Por César Fraga / Publicado em 14 de julho de 2021

Foto: Reprodução/Editora Record/Divulgação

 

Nesta quinta-feira, 15 de julho, às 17 horas, uma live para leitura livre de O diário de Anne Frank em sua versão em quadrinhos está sendo promovida em contraponto à censura ao livro em escolas de Porto Alegre e São Paulo. O livro teria sido retirado da grade de livros adotados pelas escolas a partir de intervenção de pais de perfil conservador, que viram teor erótico na obra.

Quem promove a live é o Fórum de Combate à Intolerância e ao Discurso de Ódio, coordenado pela Defensoria Pública da União (DPU) e pela Associação Mães e Pais pela Democracia (AMPD).

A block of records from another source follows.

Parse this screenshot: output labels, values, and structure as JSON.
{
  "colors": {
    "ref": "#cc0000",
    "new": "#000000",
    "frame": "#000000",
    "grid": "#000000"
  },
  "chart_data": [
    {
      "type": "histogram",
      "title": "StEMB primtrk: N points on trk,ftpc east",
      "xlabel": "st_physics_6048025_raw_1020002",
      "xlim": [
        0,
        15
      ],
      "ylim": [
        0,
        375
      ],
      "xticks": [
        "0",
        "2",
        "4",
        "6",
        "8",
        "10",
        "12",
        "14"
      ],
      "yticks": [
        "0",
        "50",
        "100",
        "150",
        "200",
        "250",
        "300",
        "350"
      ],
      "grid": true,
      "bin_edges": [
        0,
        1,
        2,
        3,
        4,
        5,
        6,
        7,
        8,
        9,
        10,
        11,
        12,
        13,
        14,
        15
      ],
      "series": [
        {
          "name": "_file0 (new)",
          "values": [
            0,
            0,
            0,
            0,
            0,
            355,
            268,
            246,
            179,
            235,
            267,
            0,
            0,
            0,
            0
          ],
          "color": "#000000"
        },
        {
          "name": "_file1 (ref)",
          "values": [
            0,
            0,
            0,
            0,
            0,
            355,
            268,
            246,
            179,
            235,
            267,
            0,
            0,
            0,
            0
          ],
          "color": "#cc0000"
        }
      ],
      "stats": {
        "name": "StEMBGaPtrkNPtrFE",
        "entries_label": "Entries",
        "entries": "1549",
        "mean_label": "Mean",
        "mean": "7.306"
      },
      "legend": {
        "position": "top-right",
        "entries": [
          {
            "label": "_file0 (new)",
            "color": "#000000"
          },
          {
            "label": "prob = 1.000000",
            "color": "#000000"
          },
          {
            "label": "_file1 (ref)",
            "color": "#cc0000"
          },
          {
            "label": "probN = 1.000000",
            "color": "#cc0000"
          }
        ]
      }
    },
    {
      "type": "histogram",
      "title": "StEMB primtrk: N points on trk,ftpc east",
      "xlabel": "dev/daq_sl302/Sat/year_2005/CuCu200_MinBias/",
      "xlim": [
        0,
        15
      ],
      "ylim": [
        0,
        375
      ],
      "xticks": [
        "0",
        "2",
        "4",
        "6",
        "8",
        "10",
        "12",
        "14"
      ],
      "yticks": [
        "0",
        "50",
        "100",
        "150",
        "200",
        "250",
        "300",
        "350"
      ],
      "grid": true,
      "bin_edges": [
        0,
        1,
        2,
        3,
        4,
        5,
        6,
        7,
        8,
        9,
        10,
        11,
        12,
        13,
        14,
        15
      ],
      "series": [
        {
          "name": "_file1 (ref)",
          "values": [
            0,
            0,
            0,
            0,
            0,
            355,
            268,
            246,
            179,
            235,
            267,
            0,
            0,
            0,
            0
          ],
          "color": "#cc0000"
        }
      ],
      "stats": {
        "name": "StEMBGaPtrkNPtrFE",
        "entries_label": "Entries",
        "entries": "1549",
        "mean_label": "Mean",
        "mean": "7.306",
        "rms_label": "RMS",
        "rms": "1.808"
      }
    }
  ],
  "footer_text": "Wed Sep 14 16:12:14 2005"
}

A Leitura livre do Diário de Anne Frank em HQ contará com representantes da Editora Record, de autoridades, escritores e de mães, filhos e filhas, estudantes do 6⁰ ano do Colégio Marista Rosário, de Porto Alegre. A atividade tem apoio da AMPD, Coletivo Voz Materna e da Associação Nacional de História (ANPUH/RS). A live será transmitida pelo Facebook da AMPD.

Entenda o caso

Fragmento do livro O diário de Anne Frank em quadrinhos, de Anne Frank; adaptação de Ari Folman; ilustração de David Polonsky; tradução de Raquel Zampil

Fragmento do livro O diário de Anne Frank em quadrinhos, de Anne Frank; adaptação de Ari Folman; ilustração de David Polonsky; tradução de Raquel Zampil

Foto: Crédito: /Reprodução/Editora Record

A versão em quadrinhos do Diário de Anne Frank foi incluída na lista de leituras obrigatórias do trimestre aos alunos do sexto ano do colégio Marista Rosário, em Porto Alegre, fazendo parte da plataforma digital Árvore – Leitura transforma. De acordo com nota da AMPD, a equipe diretiva da escola (uma das maiores escolas privadas da capital gaúcha) recebeu críticas de algumas famílias que consideram a obra inadequada à faixa etária.

O motivo: o livro apresenta trechos supostamente eróticos e por isso removido da lista de leituras que seriam inicialmente trabalhadas em aula com os estudantes.

Conforme a AMPD, os pais foram informados sobre a alteração durante as reuniões de acompanhamento e avaliação realizadas em maio, ocasião em que muitas famílias manifestaram sua contrariedade à decisão de retirada do livro, até por já terem iniciado a leitura e, em alguns casos, adquirido o livro impresso. Além de, claro, apontarem preocupação com a interferência direta de algumas poucas famílias no plano de aula desenvolvido pelos professores e pela equipe pedagógica do colégio.

Situação semelhante ocorreu na escola Mobile, em São Paulo e a polêmica acabou repercutindo no Jornal Folha de São Paulo e na revista Veja, nas primeiras semanas de junho.

Os alunos do 6º ano do Marista Rosário, conforme os organizadores do evento, estão aprendendo sobre os diversos estilos literários sendo o HQ um dos formatos estudados. “A leitura de uma obra neste estilo, inspirada no livro escrito por uma jovem em situação de isolamento social, em consequência de intolerância extrema, seria uma oportunidade de desenvolvimento cultural que não poderia ter sido cerceada, sob o argumento de adequação etária que não se sustenta pela análise pedagógica da obra nem tem respaldo nas informações dadas pela editora do volume”, explica AMPD, em nota.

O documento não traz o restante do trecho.